14 comments on “Help Me Put a Name on This Plant

  1. Thunbergia alata , black eyed susan vine? Or maybe a Convolvulus ,Yellow Bindweed? Wish you had photos of the flowers. I agree it does look like cinnamon vine bit those don’t have yellow flowers. It certainly looks like it’s in the morning glory family.

  2. Susan Tamulonis

    Maybe Cocculus carolinus. I’m in Zone 5a or b depending on microclimates and who you believe Denver where it’s snowing right now on Spetember 8. This plant has never suffered any problems.

    It’s been removed after digging this August 4 feet down to remove all the roots. I planted something near it that needed a bit a water and … well … you know how vines can be.

    • So sad to here about the snow! I just moved the last of my houseplants indoors, but there’s no frost here… yet!

      Very interesting plant. I’d never heard of it before! But I checked it out and that’s not my plant. Thanks for trying to help!

  3. The flowers are definitely from the same plant as the vine? The yellow flowers look like Patrinia, with a vine wrapping around its stem. The vine looks like aristolochia.

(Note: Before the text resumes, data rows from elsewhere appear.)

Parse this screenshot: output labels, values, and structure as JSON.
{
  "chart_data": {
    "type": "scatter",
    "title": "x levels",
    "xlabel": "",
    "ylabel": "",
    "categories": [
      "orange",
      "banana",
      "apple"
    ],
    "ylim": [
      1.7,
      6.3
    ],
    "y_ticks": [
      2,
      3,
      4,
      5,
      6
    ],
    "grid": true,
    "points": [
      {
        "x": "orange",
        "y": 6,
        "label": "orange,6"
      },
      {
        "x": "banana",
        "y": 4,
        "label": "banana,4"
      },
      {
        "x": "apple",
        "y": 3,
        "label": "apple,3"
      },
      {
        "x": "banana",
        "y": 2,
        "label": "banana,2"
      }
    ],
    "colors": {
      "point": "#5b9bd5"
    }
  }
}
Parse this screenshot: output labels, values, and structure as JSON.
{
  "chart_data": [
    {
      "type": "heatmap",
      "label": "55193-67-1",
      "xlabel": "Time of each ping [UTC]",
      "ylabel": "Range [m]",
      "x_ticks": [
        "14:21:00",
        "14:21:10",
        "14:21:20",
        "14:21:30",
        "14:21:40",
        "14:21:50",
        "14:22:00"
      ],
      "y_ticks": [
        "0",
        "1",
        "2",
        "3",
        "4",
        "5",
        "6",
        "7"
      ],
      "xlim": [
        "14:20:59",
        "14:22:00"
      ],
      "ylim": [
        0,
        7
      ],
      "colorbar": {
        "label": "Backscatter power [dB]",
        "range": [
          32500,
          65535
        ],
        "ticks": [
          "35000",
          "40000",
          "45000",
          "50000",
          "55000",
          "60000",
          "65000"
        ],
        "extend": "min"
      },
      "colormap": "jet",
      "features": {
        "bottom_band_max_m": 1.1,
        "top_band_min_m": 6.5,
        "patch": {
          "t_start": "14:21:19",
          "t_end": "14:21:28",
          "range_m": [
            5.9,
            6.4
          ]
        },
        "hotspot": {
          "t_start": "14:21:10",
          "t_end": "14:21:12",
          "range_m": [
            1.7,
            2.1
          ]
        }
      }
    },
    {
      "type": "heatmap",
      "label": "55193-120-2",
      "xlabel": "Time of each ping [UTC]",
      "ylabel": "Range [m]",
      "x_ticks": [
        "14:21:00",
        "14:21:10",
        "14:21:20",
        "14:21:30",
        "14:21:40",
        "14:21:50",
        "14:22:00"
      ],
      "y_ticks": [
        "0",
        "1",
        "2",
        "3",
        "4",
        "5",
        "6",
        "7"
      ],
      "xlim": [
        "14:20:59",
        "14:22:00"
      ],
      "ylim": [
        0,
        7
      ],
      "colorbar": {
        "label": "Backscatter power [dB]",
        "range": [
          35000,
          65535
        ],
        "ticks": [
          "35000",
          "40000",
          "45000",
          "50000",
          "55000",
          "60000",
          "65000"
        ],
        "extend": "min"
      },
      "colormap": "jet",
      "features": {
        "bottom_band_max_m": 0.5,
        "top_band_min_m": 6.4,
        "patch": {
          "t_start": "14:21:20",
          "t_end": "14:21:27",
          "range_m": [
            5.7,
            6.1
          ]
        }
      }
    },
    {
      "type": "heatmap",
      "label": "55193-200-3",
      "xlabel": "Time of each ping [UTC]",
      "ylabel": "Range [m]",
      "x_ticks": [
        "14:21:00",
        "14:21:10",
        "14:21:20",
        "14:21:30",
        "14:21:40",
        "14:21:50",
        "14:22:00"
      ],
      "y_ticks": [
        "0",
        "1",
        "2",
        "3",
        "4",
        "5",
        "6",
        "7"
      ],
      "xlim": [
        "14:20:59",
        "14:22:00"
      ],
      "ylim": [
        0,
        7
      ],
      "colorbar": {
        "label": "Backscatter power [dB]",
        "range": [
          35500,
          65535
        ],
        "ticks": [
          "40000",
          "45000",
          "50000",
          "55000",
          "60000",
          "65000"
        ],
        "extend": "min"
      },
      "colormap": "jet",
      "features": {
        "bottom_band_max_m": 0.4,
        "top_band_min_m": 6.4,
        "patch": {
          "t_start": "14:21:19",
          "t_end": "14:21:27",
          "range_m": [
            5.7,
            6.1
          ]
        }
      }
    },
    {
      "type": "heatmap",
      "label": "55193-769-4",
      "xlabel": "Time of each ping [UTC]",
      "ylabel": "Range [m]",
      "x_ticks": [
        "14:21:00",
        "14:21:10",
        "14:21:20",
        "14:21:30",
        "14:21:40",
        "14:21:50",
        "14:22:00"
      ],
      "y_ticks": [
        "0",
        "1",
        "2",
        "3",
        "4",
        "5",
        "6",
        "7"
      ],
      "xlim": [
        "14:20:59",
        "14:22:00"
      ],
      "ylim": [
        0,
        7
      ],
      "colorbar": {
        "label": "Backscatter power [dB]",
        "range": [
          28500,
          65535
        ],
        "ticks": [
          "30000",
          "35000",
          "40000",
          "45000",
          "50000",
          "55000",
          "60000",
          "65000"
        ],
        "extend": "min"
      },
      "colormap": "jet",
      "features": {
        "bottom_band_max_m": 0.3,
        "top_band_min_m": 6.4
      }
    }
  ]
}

    • Wow! You’re right! I can’t believe I didn’t see that, yet, there I was, in person, only a few feet away! So, it is indeed a Patrinia in bloom, while the leaves are of an aristolochia.

  4. I found a vine called honey vine milkweed that looks very similar. The flowers are white though. Maybe it is a cultivar with yellow flowers?

    • Not it. It turns out its an aristolochia.

      • That’s funny I had shown it to a plant friend and she suggested that it was Patrinia but no heart shaped leaves 😂 cool I’m glad you figured it out because it was driving me crazy as I’m sure it was you . Usually I can find a plant in minutes. But this one had me stumped, no wonder 😂

  5. I was about to say the same. The vine seems to be wrapped around the blooming stem. Are all the blooms on the lower portions of the vines, without bloom above the height of Patrinia? Aristolochia does not bloom easily, so could have gone for many years without bloom. I do not recognize the species.

    • Absolutely spot on. I don’t know how I missed this very obvious error.

      • I would not have said anything if others had not already done so. I mean, I figured that if it were that simple, it would have been noticed. I kept looking at it believing that the two were the same just because you said so.